LCQ16: Macroeconomic data of Hong Kong
Regarding the macroeconomic data of Hong Kong, will the Government inform this Council:
(1) of the (i) compensation of employees (CoE), (ii) gross operating surplus (GOS), (iii) ratio of CoE to Gross Domestic Product (GDP) (i.e. labour's share of national income) and (iv) respective contributions of CoE and GOS to rate of change in nominal GDP in percentage-point, in each year from 2012 to 2020; and
(2) when conducting a test by applying a time-series econometric model, how the changes in the labour's share of national income in Hong Kong during the aforesaid period were affected by the following determinants: (i) trade openness, (ii) the size of public sector, (iii) the statutory minimum wage, (iv) the year-on-year growth in real GDP and (v) technological progress?
After consulting the Census and Statistics Department and the Office of the Government Economist, my reply to Hon Luk Chung-hung's question is as follows:
(1) According to the Census and Statistics Department's latest data up to 2019, the relevant statistics are set out at Annex.

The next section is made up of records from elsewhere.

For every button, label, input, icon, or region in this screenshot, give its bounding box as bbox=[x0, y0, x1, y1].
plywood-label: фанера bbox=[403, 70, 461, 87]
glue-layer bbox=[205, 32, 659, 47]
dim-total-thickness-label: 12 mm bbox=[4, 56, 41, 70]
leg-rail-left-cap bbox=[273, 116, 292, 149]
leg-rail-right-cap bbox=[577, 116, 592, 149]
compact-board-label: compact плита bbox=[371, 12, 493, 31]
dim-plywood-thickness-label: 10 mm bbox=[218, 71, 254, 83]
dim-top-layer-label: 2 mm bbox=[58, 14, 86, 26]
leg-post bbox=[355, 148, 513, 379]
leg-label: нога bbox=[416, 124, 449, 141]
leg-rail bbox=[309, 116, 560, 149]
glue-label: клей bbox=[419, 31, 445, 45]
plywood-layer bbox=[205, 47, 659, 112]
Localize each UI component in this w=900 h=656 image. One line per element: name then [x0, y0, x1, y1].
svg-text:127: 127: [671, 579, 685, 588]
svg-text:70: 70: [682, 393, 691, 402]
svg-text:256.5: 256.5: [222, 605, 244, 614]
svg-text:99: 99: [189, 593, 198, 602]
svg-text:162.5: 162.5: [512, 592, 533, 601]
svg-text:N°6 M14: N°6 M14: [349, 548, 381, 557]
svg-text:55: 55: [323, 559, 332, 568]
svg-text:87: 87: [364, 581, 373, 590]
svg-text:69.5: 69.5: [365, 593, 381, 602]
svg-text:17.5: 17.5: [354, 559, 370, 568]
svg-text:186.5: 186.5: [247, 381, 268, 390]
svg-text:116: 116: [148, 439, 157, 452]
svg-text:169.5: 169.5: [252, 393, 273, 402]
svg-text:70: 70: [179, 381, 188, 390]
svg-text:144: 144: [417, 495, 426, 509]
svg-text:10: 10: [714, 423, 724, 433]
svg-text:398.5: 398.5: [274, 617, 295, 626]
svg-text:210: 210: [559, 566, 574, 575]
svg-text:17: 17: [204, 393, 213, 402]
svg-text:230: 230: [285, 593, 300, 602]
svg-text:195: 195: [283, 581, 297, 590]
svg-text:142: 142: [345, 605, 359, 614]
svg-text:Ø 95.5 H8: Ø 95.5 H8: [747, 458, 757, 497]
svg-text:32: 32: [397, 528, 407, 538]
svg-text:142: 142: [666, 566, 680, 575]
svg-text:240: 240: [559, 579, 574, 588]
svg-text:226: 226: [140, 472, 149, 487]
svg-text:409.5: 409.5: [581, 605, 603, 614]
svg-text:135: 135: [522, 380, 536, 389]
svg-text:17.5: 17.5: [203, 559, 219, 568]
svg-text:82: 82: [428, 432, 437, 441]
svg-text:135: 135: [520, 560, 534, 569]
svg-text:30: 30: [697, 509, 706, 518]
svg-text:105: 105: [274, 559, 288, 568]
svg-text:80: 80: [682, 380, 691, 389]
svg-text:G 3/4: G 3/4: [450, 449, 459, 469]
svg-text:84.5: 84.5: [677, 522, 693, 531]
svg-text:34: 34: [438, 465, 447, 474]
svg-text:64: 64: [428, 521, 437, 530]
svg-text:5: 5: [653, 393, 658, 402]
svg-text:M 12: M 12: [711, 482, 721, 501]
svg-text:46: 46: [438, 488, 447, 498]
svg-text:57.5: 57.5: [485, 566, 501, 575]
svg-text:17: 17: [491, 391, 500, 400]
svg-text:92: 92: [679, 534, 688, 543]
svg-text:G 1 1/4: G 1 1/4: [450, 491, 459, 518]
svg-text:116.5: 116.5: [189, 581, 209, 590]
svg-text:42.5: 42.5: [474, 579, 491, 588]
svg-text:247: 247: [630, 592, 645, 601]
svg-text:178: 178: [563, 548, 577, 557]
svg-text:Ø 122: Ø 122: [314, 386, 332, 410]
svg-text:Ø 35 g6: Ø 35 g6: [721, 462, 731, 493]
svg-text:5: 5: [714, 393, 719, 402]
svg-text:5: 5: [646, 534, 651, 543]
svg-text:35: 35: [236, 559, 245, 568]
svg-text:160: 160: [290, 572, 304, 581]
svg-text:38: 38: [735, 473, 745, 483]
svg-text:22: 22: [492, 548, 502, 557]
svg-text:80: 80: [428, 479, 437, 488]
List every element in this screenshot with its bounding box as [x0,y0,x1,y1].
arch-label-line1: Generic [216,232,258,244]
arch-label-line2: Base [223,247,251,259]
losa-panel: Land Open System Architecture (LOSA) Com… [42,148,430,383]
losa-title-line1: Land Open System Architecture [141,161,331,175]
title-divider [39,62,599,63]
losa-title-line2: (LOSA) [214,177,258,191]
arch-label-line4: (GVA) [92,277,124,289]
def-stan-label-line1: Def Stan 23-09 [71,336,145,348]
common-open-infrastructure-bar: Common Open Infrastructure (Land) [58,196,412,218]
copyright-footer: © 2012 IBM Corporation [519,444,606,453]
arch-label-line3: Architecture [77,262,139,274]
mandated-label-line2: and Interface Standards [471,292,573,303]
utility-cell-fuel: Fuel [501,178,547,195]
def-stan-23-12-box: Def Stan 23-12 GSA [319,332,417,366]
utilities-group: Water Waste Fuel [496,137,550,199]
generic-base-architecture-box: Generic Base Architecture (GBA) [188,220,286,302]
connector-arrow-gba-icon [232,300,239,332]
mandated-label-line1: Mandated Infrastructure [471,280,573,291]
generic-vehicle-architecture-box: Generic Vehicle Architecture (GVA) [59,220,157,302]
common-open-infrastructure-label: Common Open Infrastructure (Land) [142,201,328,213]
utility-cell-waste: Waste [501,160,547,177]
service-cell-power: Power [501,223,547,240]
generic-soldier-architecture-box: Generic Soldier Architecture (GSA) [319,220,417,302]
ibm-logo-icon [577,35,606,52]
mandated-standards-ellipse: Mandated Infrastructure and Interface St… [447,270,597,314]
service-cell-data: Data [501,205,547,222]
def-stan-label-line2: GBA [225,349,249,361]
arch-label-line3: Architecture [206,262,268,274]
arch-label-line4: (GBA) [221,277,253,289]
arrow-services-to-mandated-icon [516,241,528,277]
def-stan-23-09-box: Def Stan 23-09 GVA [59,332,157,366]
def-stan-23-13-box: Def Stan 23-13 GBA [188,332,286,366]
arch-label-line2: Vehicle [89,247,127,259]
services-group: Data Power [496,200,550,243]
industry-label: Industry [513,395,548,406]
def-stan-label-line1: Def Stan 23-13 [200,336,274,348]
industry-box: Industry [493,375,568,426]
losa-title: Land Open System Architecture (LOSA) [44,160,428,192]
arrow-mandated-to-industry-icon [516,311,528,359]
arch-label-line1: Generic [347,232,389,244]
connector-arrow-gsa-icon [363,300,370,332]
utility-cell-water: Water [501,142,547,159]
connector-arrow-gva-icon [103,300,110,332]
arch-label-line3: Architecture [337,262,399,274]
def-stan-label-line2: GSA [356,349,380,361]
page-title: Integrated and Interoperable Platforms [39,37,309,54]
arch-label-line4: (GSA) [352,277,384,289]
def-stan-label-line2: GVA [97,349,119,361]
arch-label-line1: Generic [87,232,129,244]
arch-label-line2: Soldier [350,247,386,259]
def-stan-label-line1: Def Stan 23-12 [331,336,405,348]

(2) Labour's share of national income, measured in terms of the ratio of compensation of employees (CoE) to Gross Domestic Product (GDP), is commonly used as a crude indicator of income distribution among labour and capital in an economy. Between 2012 and 2019, the ratio of CoE to GDP hovered around 52 per cent, indicating a broadly stable labour's share of national income.

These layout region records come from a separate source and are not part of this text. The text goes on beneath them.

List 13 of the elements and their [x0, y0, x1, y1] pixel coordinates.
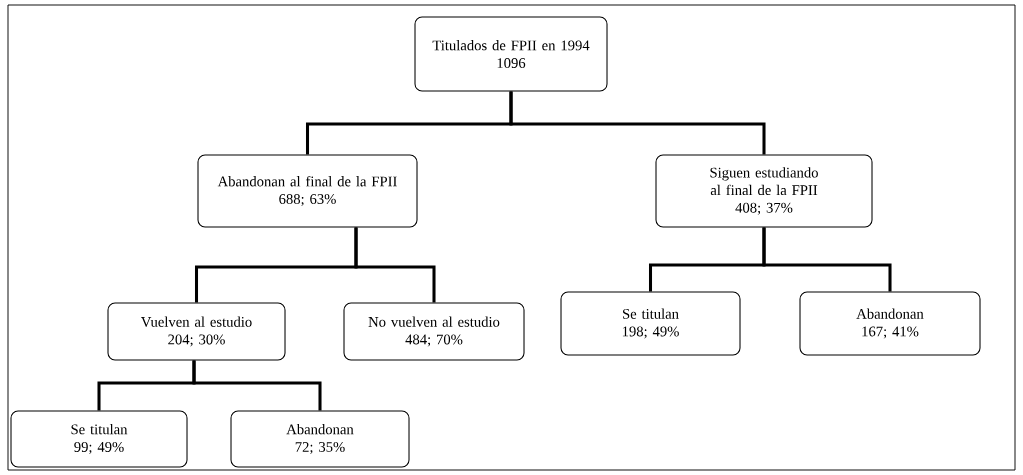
connector-line — [509, 91, 766, 155]
tree-box: Siguen estudiando al final de la FPII 408; 37% — [655, 154, 873, 228]
connector-line — [192, 360, 322, 411]
connector-line — [354, 227, 436, 303]
tree-box: Abandonan al final de la FPII 688; 63% — [197, 154, 418, 228]
tree-box: Abandonan 72; 35% — [230, 410, 410, 468]
tree-box: Se titulan 198; 49% — [560, 291, 741, 356]
tree-box: Abandonan 167; 41% — [799, 291, 981, 356]
connector-line — [762, 227, 892, 292]
tree-box: Se titulan 99; 49% — [10, 410, 188, 468]
tree-box: Vuelven al estudio 204; 30% — [107, 302, 286, 361]
tree-box: No vuelven al estudio 484; 70% — [343, 302, 525, 361]
tree-box: Titulados de FPII en 1994 1096 — [414, 16, 608, 92]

Using the time-series econometric model in the box article "Labour's share of national income in Hong Kong" in the "2013 Economic Background and 2014 Prospects" published by the Government and updating the analysis with data up to 2019, the results show that trade openness, size of public sector, Statutory Minimum Wage, year-on-year growth in real GDP, and technological progress all have statistically significant impacts on Hong Kong's labour's share of national income. In gist, trade openness is negatively correlated to labour's share of national income, while size of public sector, Statutory Minimum Wage, and technological progress are positively correlated to labour's share of national income.

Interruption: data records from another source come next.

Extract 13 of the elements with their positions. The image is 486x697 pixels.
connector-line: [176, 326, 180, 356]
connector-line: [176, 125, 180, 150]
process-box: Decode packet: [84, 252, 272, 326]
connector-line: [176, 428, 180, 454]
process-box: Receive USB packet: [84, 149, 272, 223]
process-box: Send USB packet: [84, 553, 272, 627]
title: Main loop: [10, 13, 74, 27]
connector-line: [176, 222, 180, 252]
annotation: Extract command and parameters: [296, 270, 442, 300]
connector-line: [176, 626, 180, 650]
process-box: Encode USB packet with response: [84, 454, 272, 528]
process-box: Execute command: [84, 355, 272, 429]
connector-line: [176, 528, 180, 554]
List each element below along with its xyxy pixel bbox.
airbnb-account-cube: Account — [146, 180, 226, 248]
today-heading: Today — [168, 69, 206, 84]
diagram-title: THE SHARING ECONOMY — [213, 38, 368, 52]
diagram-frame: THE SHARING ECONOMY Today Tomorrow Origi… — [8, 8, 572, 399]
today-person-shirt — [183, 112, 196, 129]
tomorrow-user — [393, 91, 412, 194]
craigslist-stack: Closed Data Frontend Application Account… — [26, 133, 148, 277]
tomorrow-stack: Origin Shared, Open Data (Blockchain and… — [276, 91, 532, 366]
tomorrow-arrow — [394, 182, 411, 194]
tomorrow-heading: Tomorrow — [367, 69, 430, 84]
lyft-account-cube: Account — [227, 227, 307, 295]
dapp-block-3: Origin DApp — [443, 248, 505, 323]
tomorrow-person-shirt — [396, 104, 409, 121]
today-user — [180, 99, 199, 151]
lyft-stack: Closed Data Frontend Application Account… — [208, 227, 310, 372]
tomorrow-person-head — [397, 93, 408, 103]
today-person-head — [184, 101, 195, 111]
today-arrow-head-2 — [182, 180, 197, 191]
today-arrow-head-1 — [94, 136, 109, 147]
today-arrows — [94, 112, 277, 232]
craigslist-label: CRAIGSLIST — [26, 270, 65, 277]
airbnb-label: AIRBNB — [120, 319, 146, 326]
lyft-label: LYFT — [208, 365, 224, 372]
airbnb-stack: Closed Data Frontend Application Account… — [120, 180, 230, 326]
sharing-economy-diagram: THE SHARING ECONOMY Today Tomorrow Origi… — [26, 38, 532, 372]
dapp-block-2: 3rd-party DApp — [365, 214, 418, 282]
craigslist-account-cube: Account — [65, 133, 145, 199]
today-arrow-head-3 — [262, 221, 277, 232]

Yet, it is worth noting that labour's share of national income will also be affected by other factors, such as economic structure and educational attainment of the labour force, and these other factors may also interact with the aforementioned five factors. Hence, the above simple econometric analysis is only meant to provide crude statistical results for reference, instead of conducting a thorough analysis on the change in the respective share.